Map an Networkdrive with Intune

Map a Network Drive with Intune

Map a network drive with Intune explains how to deliver a network-drive mapping from Microsoft Intune so users receive the correct shared drive without manual setup. The guide focuses on the practical Intune deployment steps, script behavior, and configuration details needed to map a network drive with Intune in a reliable way.

“Map a network drive with Intune” sounds like a 2009 problem, and yet — between hybrid file shares, M&A onboarding, line-of-business apps that hardcode UNC paths, and users who genuinely prefer drive letters to SharePoint URLs — it shows up in almost every modern endpoint project. Microsoft does not give you a clean GUI option for it, which is why a tiny PowerShell script delivered through Intune is still the most reliable answer. This post shows the exact pattern I deploy in production, including credential handling against on-prem AD, Hybrid Microsoft Entra ID vs Entra-only differences, and how to retire the mapping cleanly when the file share goes away.

In this blog I will show you a very simple way how to map a network drive with Intune.

Why map a network drive with Intune

Before we map a network drive with Intune, it helps to know why the script approach wins. Group Policy drive maps assume a domain-joined device with line of sight to a domain controller, which modern cloud-managed endpoints often do not have. With Intune you target Entra ID groups, deploy at scale, and report on success — no logon scripts or GPO required. If you are new to packaging logic like this, my other Intune guides walk through the same deployment model used here.

Create the PowerShell script

In my Git repository I have put a script to map a network drive. This is only a one-liner. You still have to enter the network address here. The official New-PSDrive documentation on Microsoft Learn covers every parameter in detail.

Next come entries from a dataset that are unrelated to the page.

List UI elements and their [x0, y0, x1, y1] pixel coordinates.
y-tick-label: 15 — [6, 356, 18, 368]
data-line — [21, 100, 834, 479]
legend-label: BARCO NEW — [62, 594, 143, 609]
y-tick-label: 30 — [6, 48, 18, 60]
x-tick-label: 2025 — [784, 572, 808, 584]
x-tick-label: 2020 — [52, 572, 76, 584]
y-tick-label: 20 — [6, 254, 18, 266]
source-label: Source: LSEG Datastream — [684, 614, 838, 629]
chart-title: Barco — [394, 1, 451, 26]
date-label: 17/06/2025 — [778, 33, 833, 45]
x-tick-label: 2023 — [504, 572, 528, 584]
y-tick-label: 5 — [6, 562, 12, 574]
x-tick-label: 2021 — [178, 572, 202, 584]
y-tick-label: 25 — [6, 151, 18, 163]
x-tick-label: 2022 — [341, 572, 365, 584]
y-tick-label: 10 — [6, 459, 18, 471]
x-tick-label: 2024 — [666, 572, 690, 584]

New-PSDrive -Name "K" -PSProvider FileSystem -Root "ADDRESSOFTHEFILESHARE" -Persist

Two parameters here matter more than they look. -Persist writes the mapping into the user’s profile so it survives a reboot and shows up in File Explorer under “This PC”, exactly the experience users expect from a real drive letter. The drive must also be created in the user context, not as SYSTEM, otherwise the letter is created in a session no one ever sees – which is why the Intune setting we pick in the next step is so important. If you need to point several teams at different shares, duplicate the one-liner with a new drive letter and root path per group rather than branching inside a single script.

Add the Script in Intune

  • Now we just need to deploy the scripts via Intune. To do this, we open the Intune admin center and navigate to Devices -> Scripts
  • Click ADD
Map a network drive with Intune from the Devices Scripts page
  • Enter a name
  • Click Next
Add the PowerShell script to map a network drive with Intune
  • Upload the script
  • Select Yes at “Run this script using the logged on credentials
  • Click Next
Map an Networkdrive with Intune
  • Click Add Groups
  • Select a Group and click Select
  • Click Next
Map an Networkdrive with Intune
  • Click Add
Map an Networkdrive with Intune

That is an easy and fast way how you can map a network drive with Intune.

Stay healthy, Cheers
Jannik

Common pitfalls when you map a network drive with Intune

On Hybrid Azure AD joined devices the user’s Kerberos ticket is available, so UNC paths authenticate transparently. On Entra-only devices you typically need Azure AD Kerberos (Cloud Kerberos Trust) configured against your on-prem domain controllers, otherwise the drive prompts for credentials or fails silently at logon.

If your shares only host user documents or team folders, consider whether OneDrive Known Folder Move or a synced SharePoint library is the better long-term answer. UNC drives still make sense for legacy LOB apps or DFS namespaces where you rely on site-aware referrals – just resolve the DFS root, not a specific server.

Audit failures via %ProgramData%\Microsoft\IntuneManagementExtension\Logs\AgentExecutor.log to catch broken credentials, blocked ports, or DFS resolution issues early. With these checks in place you can confidently map a network drive with Intune across both hybrid and cloud-only fleets.